Participants in Hīkoi mō te Tiriti have departed Tunatahi (Dargaville) after the activation, which featured live music by illumiNGĀTI and kai.
Te Ao Māori News spoke to Kaipara Māori ward councillor, Ihapera Paniora (Te Roroa, Ngāti Whātua) from Tunatahi who said it was a beautiful day to celebrate being Māori.
Asked for thoughts on Prime Minister Christopher Luxon’s willingness to meet hikoi organisers, Paniora said he had had over a year to sit and meet.
“The whole point of this activation is because he’s not listening to Māori, he’s making decisions about Māori without Māori and now that it’s garnering national attention, he wants to use it as a political football," she said.

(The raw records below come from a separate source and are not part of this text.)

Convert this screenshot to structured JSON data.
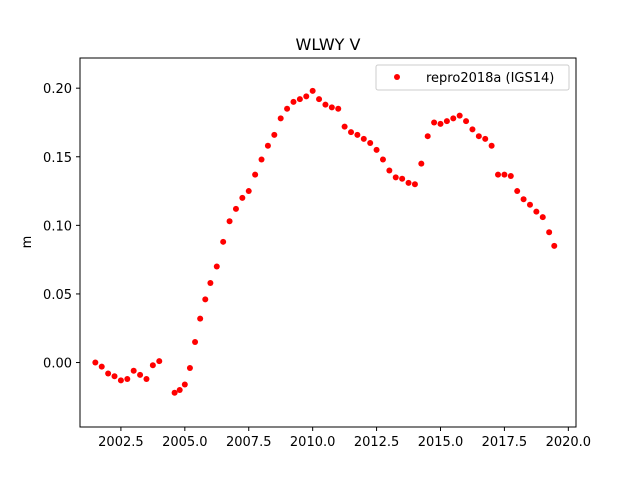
{
  "chart_data": {
    "type": "scatter",
    "title": "WLWY V",
    "xlabel": "",
    "ylabel": "m",
    "xlim": [
      2000.9,
      2020.3
    ],
    "ylim": [
      -0.047,
      0.222
    ],
    "xticks": [
      2002.5,
      2005.0,
      2007.5,
      2010.0,
      2012.5,
      2015.0,
      2017.5,
      2020.0
    ],
    "xtick_labels": [
      "2002.5",
      "2005.0",
      "2007.5",
      "2010.0",
      "2012.5",
      "2015.0",
      "2017.5",
      "2020.0"
    ],
    "yticks": [
      0.0,
      0.05,
      0.1,
      0.15,
      0.2
    ],
    "ytick_labels": [
      "0.00",
      "0.05",
      "0.10",
      "0.15",
      "0.20"
    ],
    "grid": false,
    "legend_position": "top-right",
    "marker_color": "#ff0000",
    "series": [
      {
        "name": "repro2018a (IGS14)",
        "color": "#ff0000",
        "x": [
          2001.5,
          2001.75,
          2002.0,
          2002.25,
          2002.5,
          2002.75,
          2003.0,
          2003.25,
          2003.5,
          2003.75,
          2004.0,
          2004.6,
          2004.8,
          2005.0,
          2005.2,
          2005.4,
          2005.6,
          2005.8,
          2006.0,
          2006.25,
          2006.5,
          2006.75,
          2007.0,
          2007.25,
          2007.5,
          2007.75,
          2008.0,
          2008.25,
          2008.5,
          2008.75,
          2009.0,
          2009.25,
          2009.5,
          2009.75,
          2010.0,
          2010.25,
          2010.5,
          2010.75,
          2011.0,
          2011.25,
          2011.5,
          2011.75,
          2012.0,
          2012.25,
          2012.5,
          2012.75,
          2013.0,
          2013.25,
          2013.5,
          2013.75,
          2014.0,
          2014.25,
          2014.5,
          2014.75,
          2015.0,
          2015.25,
          2015.5,
          2015.75,
          2016.0,
          2016.25,
          2016.5,
          2016.75,
          2017.0,
          2017.25,
          2017.5,
          2017.75,
          2018.0,
          2018.25,
          2018.5,
          2018.75,
          2019.0,
          2019.25,
          2019.45
        ],
        "y": [
          0.0,
          -0.003,
          -0.008,
          -0.01,
          -0.013,
          -0.012,
          -0.006,
          -0.009,
          -0.012,
          -0.002,
          0.001,
          -0.022,
          -0.02,
          -0.016,
          -0.004,
          0.015,
          0.032,
          0.046,
          0.058,
          0.07,
          0.088,
          0.103,
          0.112,
          0.12,
          0.125,
          0.137,
          0.148,
          0.158,
          0.166,
          0.178,
          0.185,
          0.19,
          0.192,
          0.194,
          0.198,
          0.192,
          0.188,
          0.186,
          0.185,
          0.172,
          0.168,
          0.166,
          0.163,
          0.16,
          0.155,
          0.148,
          0.14,
          0.135,
          0.134,
          0.131,
          0.13,
          0.145,
          0.165,
          0.175,
          0.174,
          0.176,
          0.178,
          0.18,
          0.176,
          0.17,
          0.165,
          0.163,
          0.158,
          0.137,
          0.137,
          0.136,
          0.125,
          0.119,
          0.115,
          0.11,
          0.106,
          0.095,
          0.085
        ]
      }
    ]
  }
}
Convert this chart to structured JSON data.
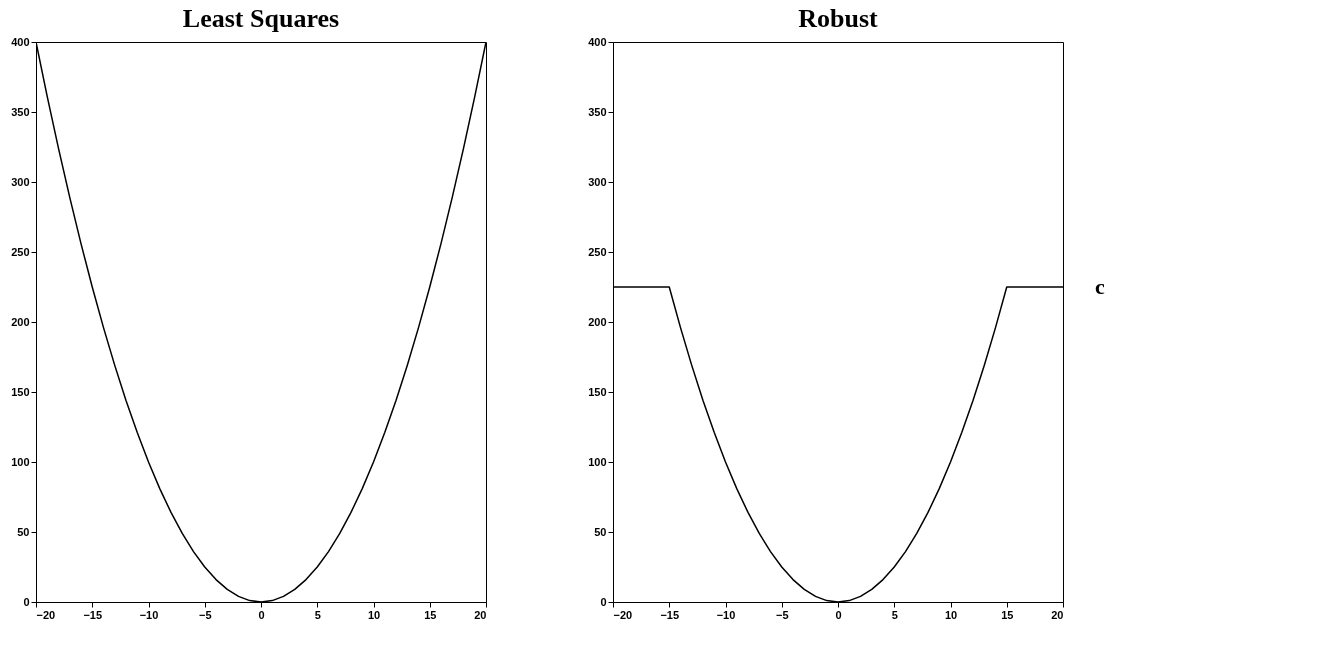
{
  "chart_data": [
    {
      "type": "line",
      "title": "Least Squares",
      "x": [
        -20,
        -19,
        -18,
        -17,
        -16,
        -15,
        -14,
        -13,
        -12,
        -11,
        -10,
        -9,
        -8,
        -7,
        -6,
        -5,
        -4,
        -3,
        -2,
        -1,
        0,
        1,
        2,
        3,
        4,
        5,
        6,
        7,
        8,
        9,
        10,
        11,
        12,
        13,
        14,
        15,
        16,
        17,
        18,
        19,
        20
      ],
      "series": [
        {
          "color": "#000000",
          "values": [
            400,
            361,
            324,
            289,
            256,
            225,
            196,
            169,
            144,
            121,
            100,
            81,
            64,
            49,
            36,
            25,
            16,
            9,
            4,
            1,
            0,
            1,
            4,
            9,
            16,
            25,
            36,
            49,
            64,
            81,
            100,
            121,
            144,
            169,
            196,
            225,
            256,
            289,
            324,
            361,
            400
          ]
        }
      ],
      "xlim": [
        -20,
        20
      ],
      "xticks": [
        -20,
        -15,
        -10,
        -5,
        0,
        5,
        10,
        15,
        20
      ],
      "ylim": [
        0,
        400
      ],
      "yticks": [
        0,
        50,
        100,
        150,
        200,
        250,
        300,
        350,
        400
      ],
      "grid": false
    },
    {
      "type": "line",
      "title": "Robust",
      "x": [
        -20,
        -19,
        -18,
        -17,
        -16,
        -15,
        -14,
        -13,
        -12,
        -11,
        -10,
        -9,
        -8,
        -7,
        -6,
        -5,
        -4,
        -3,
        -2,
        -1,
        0,
        1,
        2,
        3,
        4,
        5,
        6,
        7,
        8,
        9,
        10,
        11,
        12,
        13,
        14,
        15,
        16,
        17,
        18,
        19,
        20
      ],
      "series": [
        {
          "color": "#000000",
          "values": [
            225,
            225,
            225,
            225,
            225,
            225,
            196,
            169,
            144,
            121,
            100,
            81,
            64,
            49,
            36,
            25,
            16,
            9,
            4,
            1,
            0,
            1,
            4,
            9,
            16,
            25,
            36,
            49,
            64,
            81,
            100,
            121,
            144,
            169,
            196,
            225,
            225,
            225,
            225,
            225,
            225
          ]
        }
      ],
      "xlim": [
        -20,
        20
      ],
      "xticks": [
        -20,
        -15,
        -10,
        -5,
        0,
        5,
        10,
        15,
        20
      ],
      "ylim": [
        0,
        400
      ],
      "yticks": [
        0,
        50,
        100,
        150,
        200,
        250,
        300,
        350,
        400
      ],
      "grid": false,
      "annotations": [
        {
          "text": "c",
          "x": 20,
          "y": 225
        }
      ]
    }
  ]
}
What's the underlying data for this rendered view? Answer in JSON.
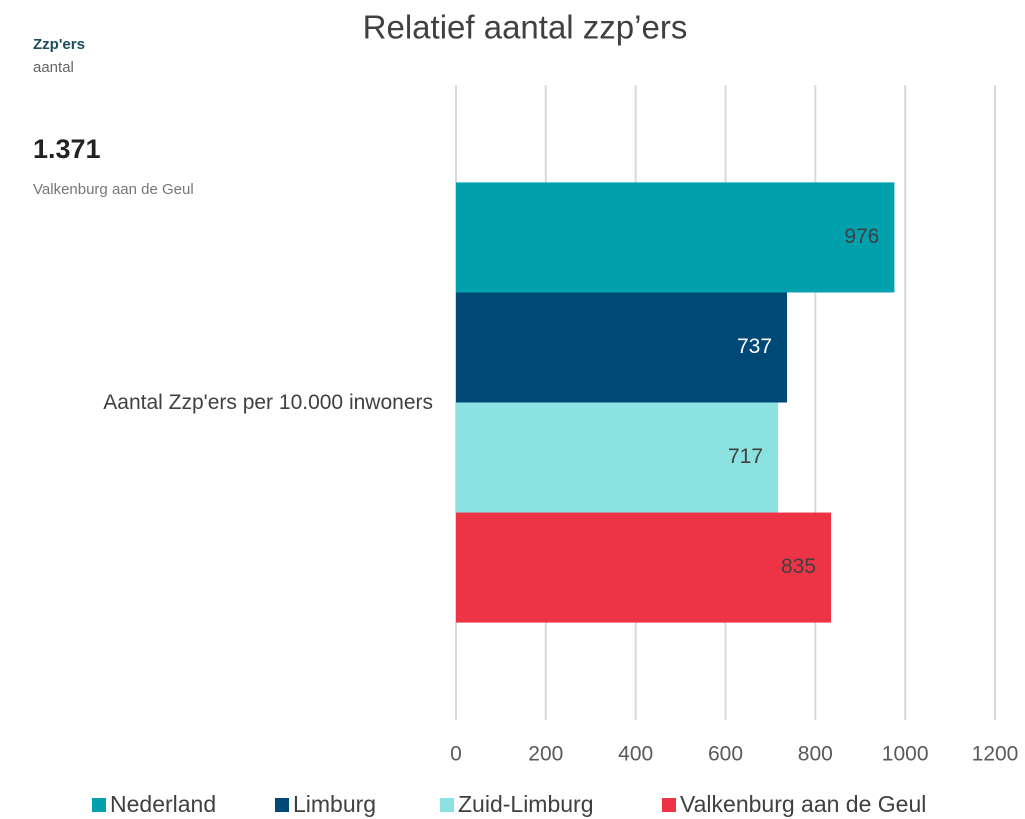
{
  "panel": {
    "heading": "Zzp'ers",
    "subheading": "aantal",
    "figure": "1.371",
    "figure_caption": "Valkenburg aan de Geul"
  },
  "chart_data": {
    "type": "bar",
    "orientation": "horizontal",
    "title": "Relatief aantal zzp’ers",
    "categories": [
      "Aantal Zzp'ers per 10.000 inwoners"
    ],
    "series": [
      {
        "name": "Nederland",
        "color": "#00a0ac",
        "values": [
          976
        ]
      },
      {
        "name": "Limburg",
        "color": "#004876",
        "values": [
          737
        ]
      },
      {
        "name": "Zuid-Limburg",
        "color": "#8ce1e1",
        "values": [
          717
        ]
      },
      {
        "name": "Valkenburg aan de Geul",
        "color": "#ec3446",
        "values": [
          835
        ]
      }
    ],
    "xlim": [
      0,
      1200
    ],
    "xticks": [
      0,
      200,
      400,
      600,
      800,
      1000,
      1200
    ],
    "grid": true,
    "legend": "bottom"
  }
}
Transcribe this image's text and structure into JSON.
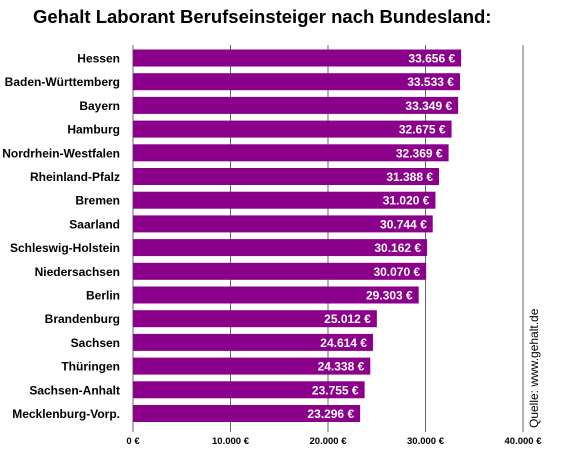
{
  "chart_data": {
    "type": "bar",
    "orientation": "horizontal",
    "title": "Gehalt Laborant Berufseinsteiger nach Bundesland:",
    "categories": [
      "Hessen",
      "Baden-Württemberg",
      "Bayern",
      "Hamburg",
      "Nordrhein-Westfalen",
      "Rheinland-Pfalz",
      "Bremen",
      "Saarland",
      "Schleswig-Holstein",
      "Niedersachsen",
      "Berlin",
      "Brandenburg",
      "Sachsen",
      "Thüringen",
      "Sachsen-Anhalt",
      "Mecklenburg-Vorp."
    ],
    "values": [
      33656,
      33533,
      33349,
      32675,
      32369,
      31388,
      31020,
      30744,
      30162,
      30070,
      29303,
      25012,
      24614,
      24338,
      23755,
      23296
    ],
    "value_labels": [
      "33.656 €",
      "33.533 €",
      "33.349 €",
      "32.675 €",
      "32.369 €",
      "31.388 €",
      "31.020 €",
      "30.744 €",
      "30.162 €",
      "30.070 €",
      "29.303 €",
      "25.012 €",
      "24.614 €",
      "24.338 €",
      "23.755 €",
      "23.296 €"
    ],
    "xlim": [
      0,
      40000
    ],
    "xticks": [
      0,
      10000,
      20000,
      30000,
      40000
    ],
    "xtick_labels": [
      "0 €",
      "10.000 €",
      "20.000 €",
      "30.000 €",
      "40.000 €"
    ],
    "grid": true,
    "bar_color": "#8b008b"
  },
  "source": "Quelle: www.gehalt.de"
}
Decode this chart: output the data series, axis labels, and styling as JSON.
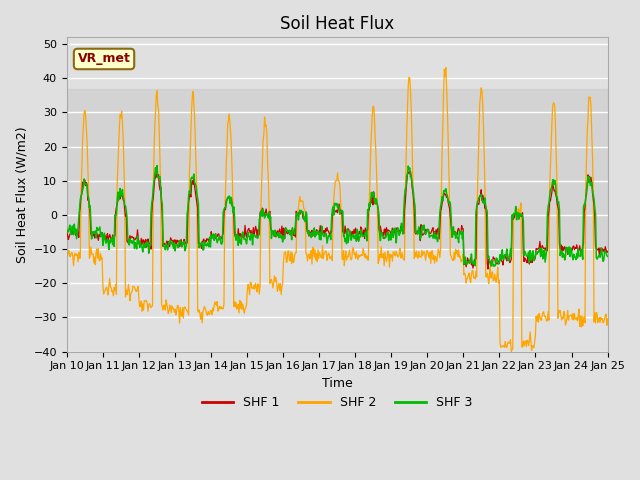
{
  "title": "Soil Heat Flux",
  "xlabel": "Time",
  "ylabel": "Soil Heat Flux (W/m2)",
  "ylim": [
    -40,
    52
  ],
  "yticks": [
    -40,
    -30,
    -20,
    -10,
    0,
    10,
    20,
    30,
    40,
    50
  ],
  "shf1_color": "#cc0000",
  "shf2_color": "#ffa500",
  "shf3_color": "#00bb00",
  "fig_bg": "#e0e0e0",
  "plot_bg": "#e0e0e0",
  "band_color": "#c8c8c8",
  "grid_color": "#ffffff",
  "legend_label1": "SHF 1",
  "legend_label2": "SHF 2",
  "legend_label3": "SHF 3",
  "annotation_text": "VR_met",
  "title_fontsize": 12,
  "label_fontsize": 9,
  "tick_fontsize": 8
}
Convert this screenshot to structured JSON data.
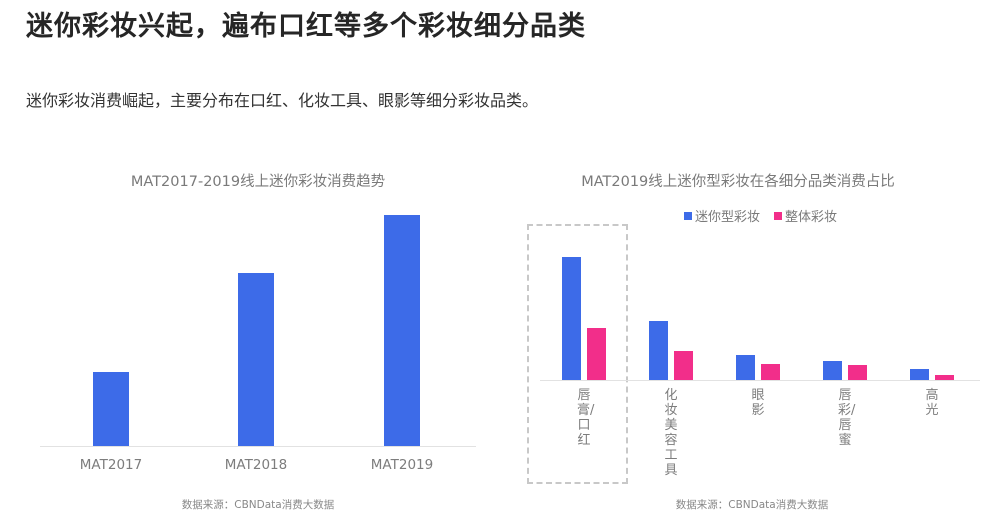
{
  "header": {
    "title": "迷你彩妆兴起，遍布口红等多个彩妆细分品类",
    "subtitle": "迷你彩妆消费崛起，主要分布在口红、化妆工具、眼影等细分彩妆品类。"
  },
  "colors": {
    "blue": "#3d6be8",
    "pink": "#f22e8a"
  },
  "left_chart": {
    "title": "MAT2017-2019线上迷你彩妆消费趋势",
    "categories": [
      "MAT2017",
      "MAT2018",
      "MAT2019"
    ],
    "source": "数据来源：CBNData消费大数据"
  },
  "right_chart": {
    "title": "MAT2019线上迷你型彩妆在各细分品类消费占比",
    "legend": [
      "迷你型彩妆",
      "整体彩妆"
    ],
    "categories": [
      "唇膏/口红",
      "化妆美容工具",
      "眼影",
      "唇彩/唇蜜",
      "高光"
    ],
    "source": "数据来源：CBNData消费大数据"
  },
  "chart_data": [
    {
      "type": "bar",
      "title": "MAT2017-2019线上迷你彩妆消费趋势",
      "categories": [
        "MAT2017",
        "MAT2018",
        "MAT2019"
      ],
      "values": [
        32,
        75,
        100
      ],
      "value_note": "relative heights (no axis values shown); MAT2019 = 100",
      "xlabel": "",
      "ylabel": "",
      "grid": false,
      "legend": null,
      "source": "数据来源：CBNData消费大数据"
    },
    {
      "type": "bar",
      "title": "MAT2019线上迷你型彩妆在各细分品类消费占比",
      "categories": [
        "唇膏/口红",
        "化妆美容工具",
        "眼影",
        "唇彩/唇蜜",
        "高光"
      ],
      "series": [
        {
          "name": "迷你型彩妆",
          "color": "#3d6be8",
          "values": [
            123,
            59,
            25,
            19,
            11
          ]
        },
        {
          "name": "整体彩妆",
          "color": "#f22e8a",
          "values": [
            52,
            29,
            16,
            15,
            5
          ]
        }
      ],
      "value_note": "relative pixel heights (no axis values shown)",
      "xlabel": "",
      "ylabel": "",
      "grid": false,
      "legend_position": "top",
      "annotations": [
        "dashed highlight box around 唇膏/口红"
      ],
      "source": "数据来源：CBNData消费大数据"
    }
  ]
}
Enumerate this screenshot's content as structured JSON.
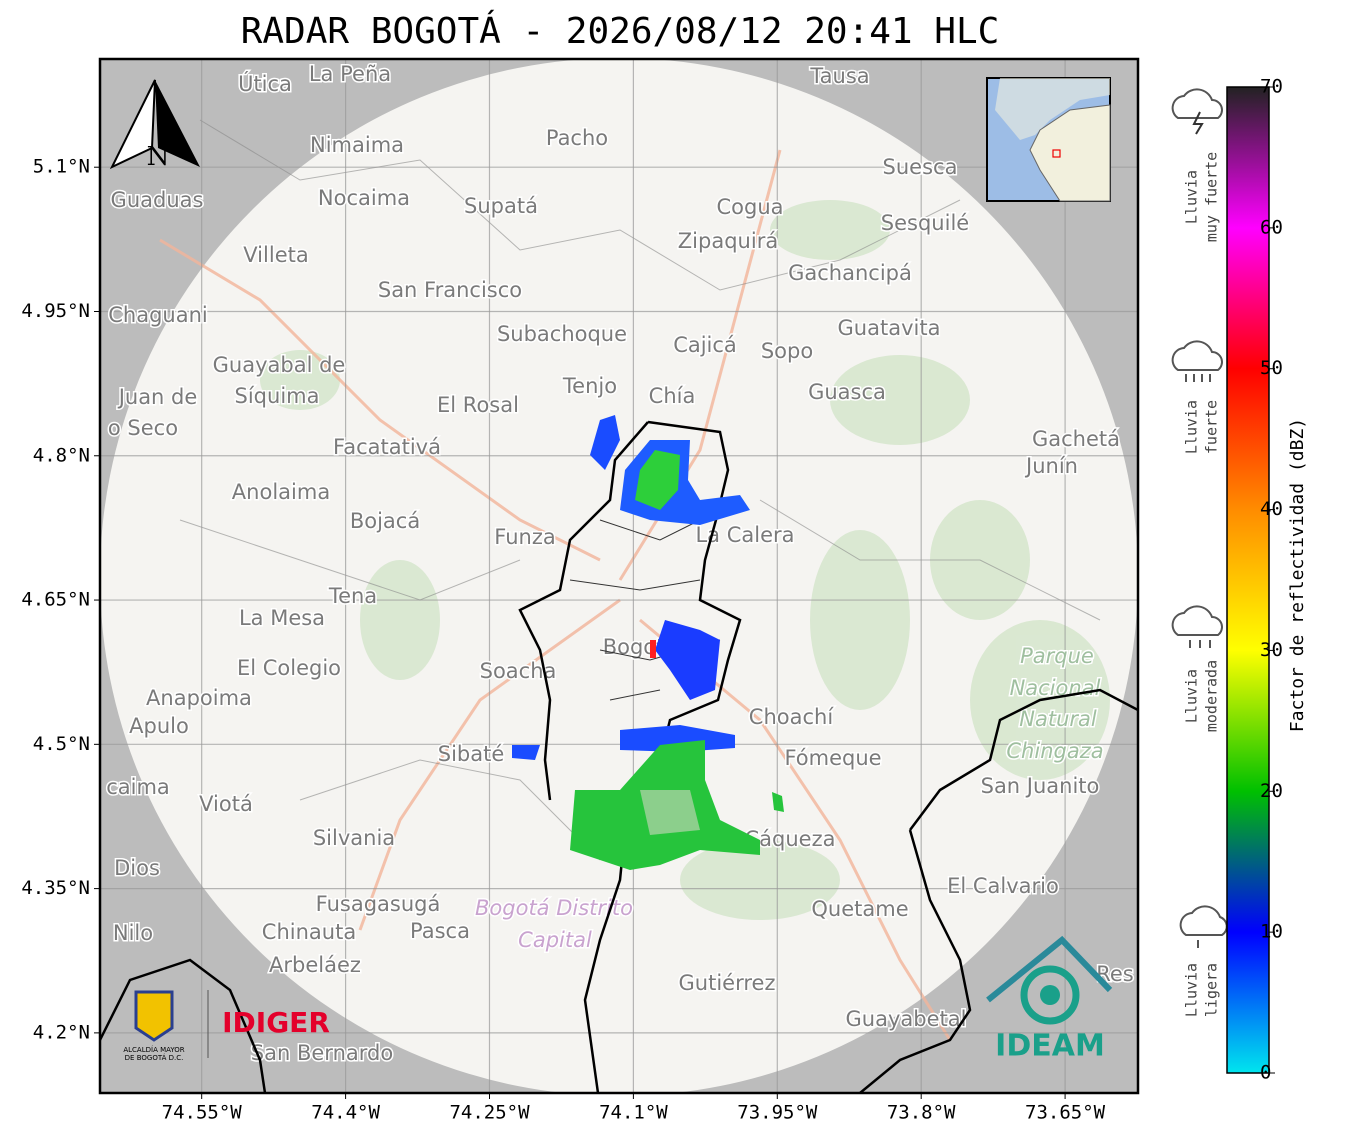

“The organisers can meet him but we’ve got whanau to meet up and down the country and throughout the motu.”
Te Ao Māori News reporter Tumamao Harawira also asked Paniora about her year in the context of the issues at Kaipara District Council, one of two councils to disestablish their Māori wards.
It also terminated its formal relationship agreements with local iwi and mayor Craig Jepsen declined a moment of silence for the late Kiingi Tuheitia in a council meeting.
Paniora said there had been ups and downs and the year was difficult especially with the disestablishment of the Māori ward, saying a judicial review in the High Court was still pending and Ngāti Whātua was still waiting to hear the outcome.
She said “it is what it is,” that it was politics and when there was a government like the “three-headed taniwha“ propping up ”Trump politics”, then it gave people like Jepsen a “social licence” to disestablish everything Māori, to remove Māori rights, a Māori voice, and karakia, as they had seen in Kaipara.
“If David Seymour says that his Treaty Principles Bill is about everyone being equal, how is it equal to take away our Indigenous Māori voice and our reo from our official documents?” Paniora asked.